Sampling Distribution and the Central Limit Theorem
Sampling Distribution of the Sample Mean and the CLT
🎯 Background: Sample Mean as a Random Variable
Because different samples can yield different sample means, the sample mean is a random variable with a distribution.
The key question: What is the distribution of the sample mean \(\bar{X}\)?
The answer depends on two things:
- Is the original population normally distributed?
- What is the sample size n?
📊 Population Parameters
Quantities describing a distribution or population are called parameters:
\(\mu\)
Population mean
(also called the expected value)
\(\sigma^2\)
Population variance
\(\sigma\)
Population standard deviation
\(\sigma = \sqrt{\sigma^2}\)
⭐ Properties of the Sampling Distribution of the Mean
Property 1: Expected value of the sample mean
\(E(\bar{X}) = \mu_{\bar{X}} = \mu\)
The mean of all possible sample means equals the population mean
Property 2: Variance of the sample mean
\(V(\bar{X}) = \sigma_{\bar{X}}^2 = \frac{\sigma^2}{n}\)
The variance of sample means equals the population variance divided by n
(this property holds only for a random sample)
Property 3: Standard Error
\(\sigma_{\bar{X}} = \frac{\sigma}{\sqrt{n}}\)
The standard deviation of the sample mean is called the "standard error"

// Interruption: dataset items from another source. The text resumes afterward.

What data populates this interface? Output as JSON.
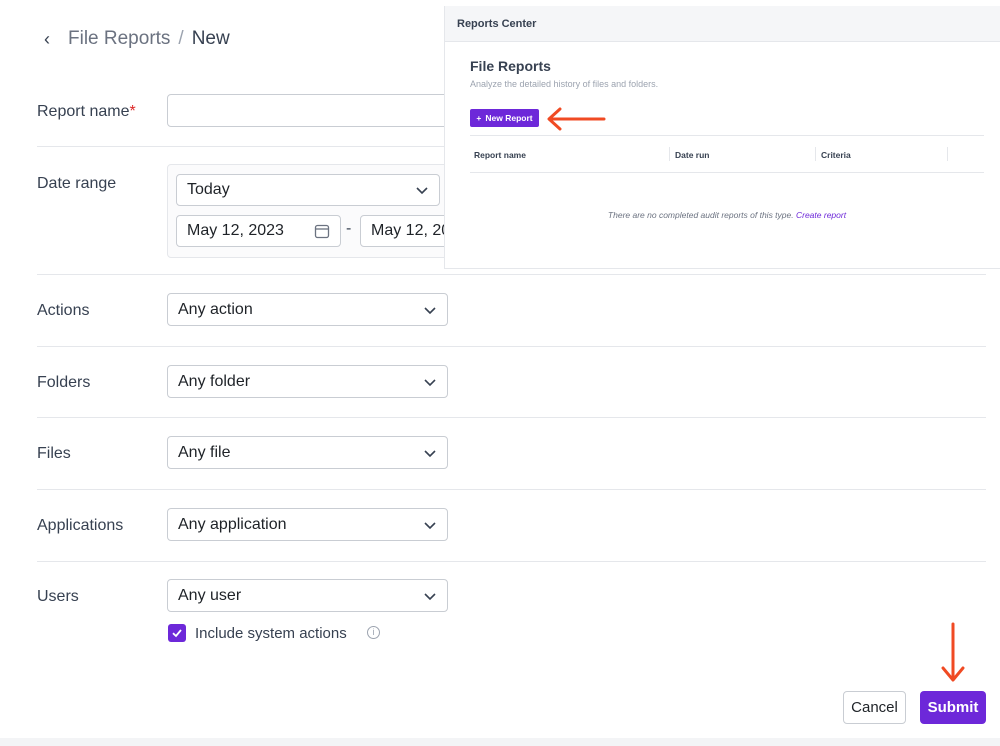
{
  "breadcrumb": {
    "parent": "File Reports",
    "separator": "/",
    "current": "New"
  },
  "form": {
    "report_name": {
      "label": "Report name",
      "required_mark": "*",
      "value": "",
      "placeholder": ""
    },
    "date_range": {
      "label": "Date range",
      "preset": "Today",
      "start": "May 12, 2023",
      "end_visible": "May 12, 20",
      "dash": "-"
    },
    "actions": {
      "label": "Actions",
      "value": "Any action"
    },
    "folders": {
      "label": "Folders",
      "value": "Any folder"
    },
    "files": {
      "label": "Files",
      "value": "Any file"
    },
    "applications": {
      "label": "Applications",
      "value": "Any application"
    },
    "users": {
      "label": "Users",
      "value": "Any user"
    },
    "include_system": {
      "label": "Include system actions",
      "checked": true
    }
  },
  "buttons": {
    "cancel": "Cancel",
    "submit": "Submit"
  },
  "overlay": {
    "window_title": "Reports Center",
    "title": "File Reports",
    "subtitle": "Analyze the detailed history of files and folders.",
    "new_report": "New Report",
    "columns": [
      "Report name",
      "Date run",
      "Criteria"
    ],
    "empty_text": "There are no completed audit reports of this type.",
    "empty_link": "Create report"
  },
  "colors": {
    "accent": "#6d28d9",
    "required": "#dc2626",
    "annotation_arrow": "#f04a23"
  },
  "icons": {
    "back": "chevron-left-icon",
    "dropdown": "chevron-down-icon",
    "calendar": "calendar-icon",
    "check": "check-icon",
    "info": "info-icon",
    "plus": "plus-icon"
  }
}
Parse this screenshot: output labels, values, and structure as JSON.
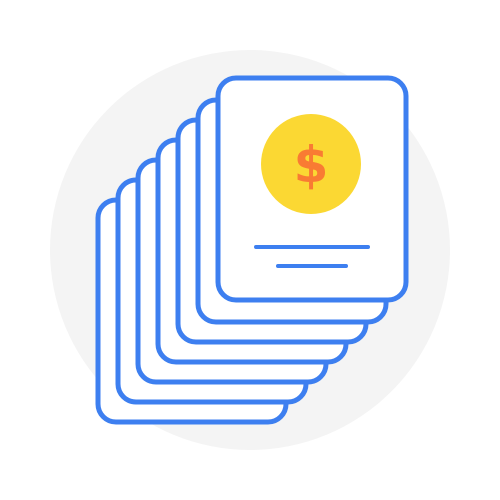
{
  "icon": {
    "name": "invoice-stack-icon",
    "coin_symbol": "$"
  },
  "colors": {
    "background": "#ffffff",
    "circle": "#f4f4f4",
    "outline": "#3d7ff0",
    "paper": "#ffffff",
    "coin": "#fbd833",
    "symbol": "#f97b33"
  }
}
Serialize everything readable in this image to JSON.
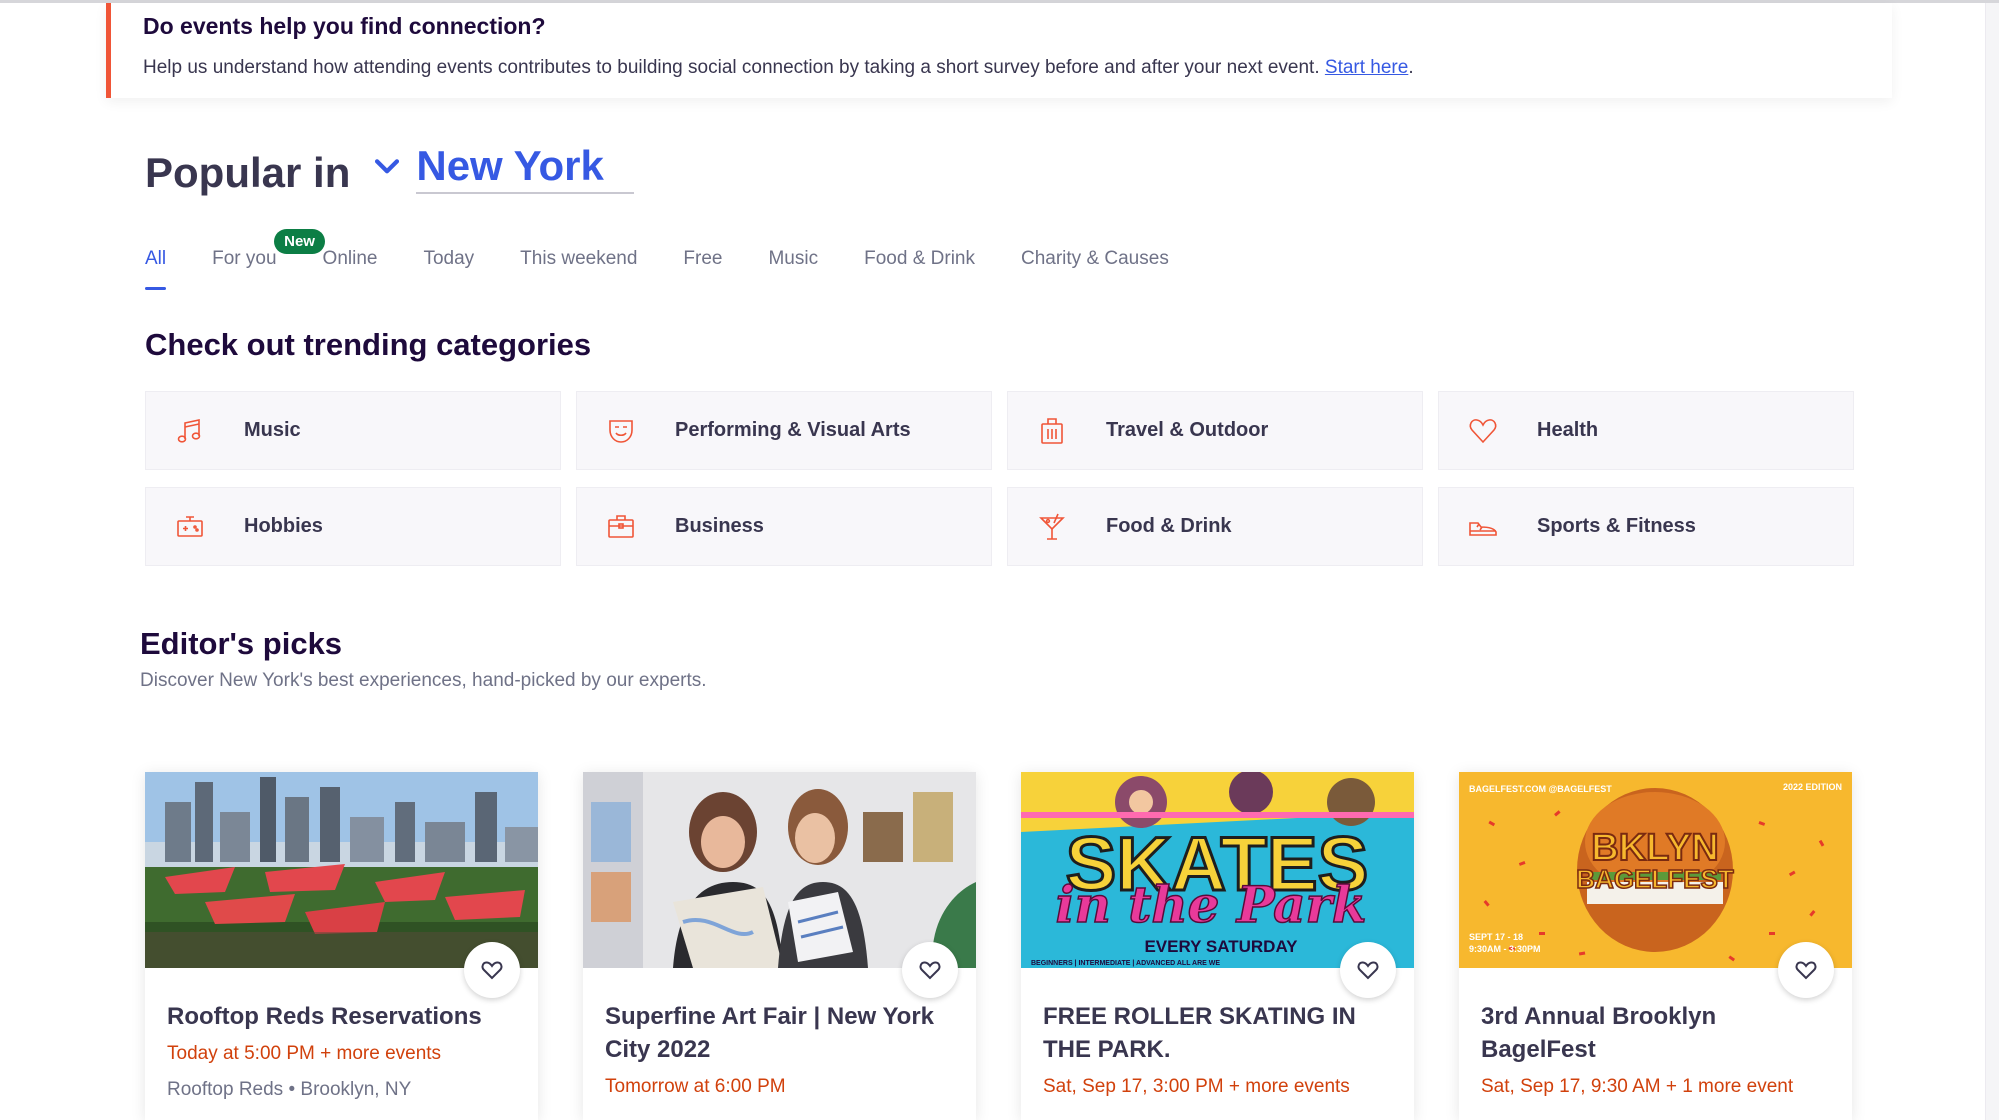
{
  "banner": {
    "title": "Do events help you find connection?",
    "text": "Help us understand how attending events contributes to building social connection by taking a short survey before and after your next event. ",
    "link": "Start here",
    "period": "."
  },
  "popular": {
    "label": "Popular in",
    "location": "New York"
  },
  "tabs": [
    {
      "label": "All",
      "active": true
    },
    {
      "label": "For you",
      "badge": "New"
    },
    {
      "label": "Online"
    },
    {
      "label": "Today"
    },
    {
      "label": "This weekend"
    },
    {
      "label": "Free"
    },
    {
      "label": "Music"
    },
    {
      "label": "Food & Drink"
    },
    {
      "label": "Charity & Causes"
    }
  ],
  "trending": {
    "title": "Check out trending categories",
    "categories": [
      {
        "label": "Music",
        "icon": "music-note-icon"
      },
      {
        "label": "Performing & Visual Arts",
        "icon": "theater-mask-icon"
      },
      {
        "label": "Travel & Outdoor",
        "icon": "luggage-icon"
      },
      {
        "label": "Health",
        "icon": "heart-icon"
      },
      {
        "label": "Hobbies",
        "icon": "game-controller-icon"
      },
      {
        "label": "Business",
        "icon": "briefcase-icon"
      },
      {
        "label": "Food & Drink",
        "icon": "cocktail-icon"
      },
      {
        "label": "Sports & Fitness",
        "icon": "sneaker-icon"
      }
    ]
  },
  "picks": {
    "title": "Editor's picks",
    "subtitle": "Discover New York's best experiences, hand-picked by our experts.",
    "cards": [
      {
        "title": "Rooftop Reds Reservations",
        "date": "Today at 5:00 PM + more events",
        "location": "Rooftop Reds • Brooklyn, NY"
      },
      {
        "title": "Superfine Art Fair | New York City 2022",
        "date": "Tomorrow at 6:00 PM",
        "location": ""
      },
      {
        "title": "FREE ROLLER SKATING IN THE PARK.",
        "date": "Sat, Sep 17, 3:00 PM + more events",
        "location": "",
        "image_text": {
          "big": "SKATES",
          "script": "in the Park",
          "sub": "EVERY SATURDAY",
          "tiny": "BEGINNERS | INTERMEDIATE | ADVANCED ALL ARE WE"
        }
      },
      {
        "title": "3rd Annual Brooklyn BagelFest",
        "date": "Sat, Sep 17, 9:30 AM + 1 more event",
        "location": "",
        "image_text": {
          "corner_left": "BAGELFEST.COM @BAGELFEST",
          "corner_right": "2022 EDITION",
          "line1": "BKLYN",
          "line2": "BAGELFEST",
          "dates": "SEPT 17 - 18",
          "hours": "9:30AM - 3:30PM"
        }
      }
    ]
  },
  "colors": {
    "accent": "#3659e3",
    "banner_stripe": "#f05537",
    "date": "#d1410c",
    "badge": "#0c7e45",
    "category_icon": "#f05537"
  }
}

💡 Key insight: There is an inverse relationship between sample size and variance of sample means.
Larger sample → smaller variance → means more concentrated around μ
📈 Effect of Sample Size on Variance
Conclusion: As sample size increases, the sampling distribution of the mean becomes:
- more narrow (smaller variance)
- more concentrated around the population mean μ
🔔 Case 1: Sampling from a Normal Distribution
If: we sample from a population where the variable is normally distributed with mean μ and variance σ²
Then: the sample mean is also normally distributed!
\(\bar{X} \sim N\left(\mu, \frac{\sigma^2}{n}\right)\)
💡 Note: In this case the sample mean is normally distributed for any sample size n, even if n is small!
🌟 Central Limit Theorem (CLT)
Theorem:
If a population has any distribution (not necessarily normal!) with mean μ and variance σ²,
then for a sufficiently large sample, the sample mean is approximately normally distributed:
\(\bar{X} \xrightarrow{n \to \infty} N\left(\mu, \frac{\sigma^2}{n}\right)\)
🎯 This is one of the most important theorems in statistics!
❓ When Is the Sample "Large Enough"?
Rule of thumb: usually sufficient \(n \geq 30\)
But it depends on the original distribution:
- Symmetric distribution: even relatively small n (15–20) may suffice
- Asymmetric distribution: need larger n (30+)
- Highly asymmetric distribution: need very large n (50+)
📊 Illustration of the Central Limit Theorem
🧮 Computing the Z-Score for a Sample Mean
\(Z = \frac{\bar{X} - \mu}{\frac{\sigma}{\sqrt{n}}} = \frac{\bar{X} - \mu}{\sigma_{\bar{X}}}\)
💡 Note the difference:
- For a single observation X: \(Z = \frac{X - \mu}{\sigma}\)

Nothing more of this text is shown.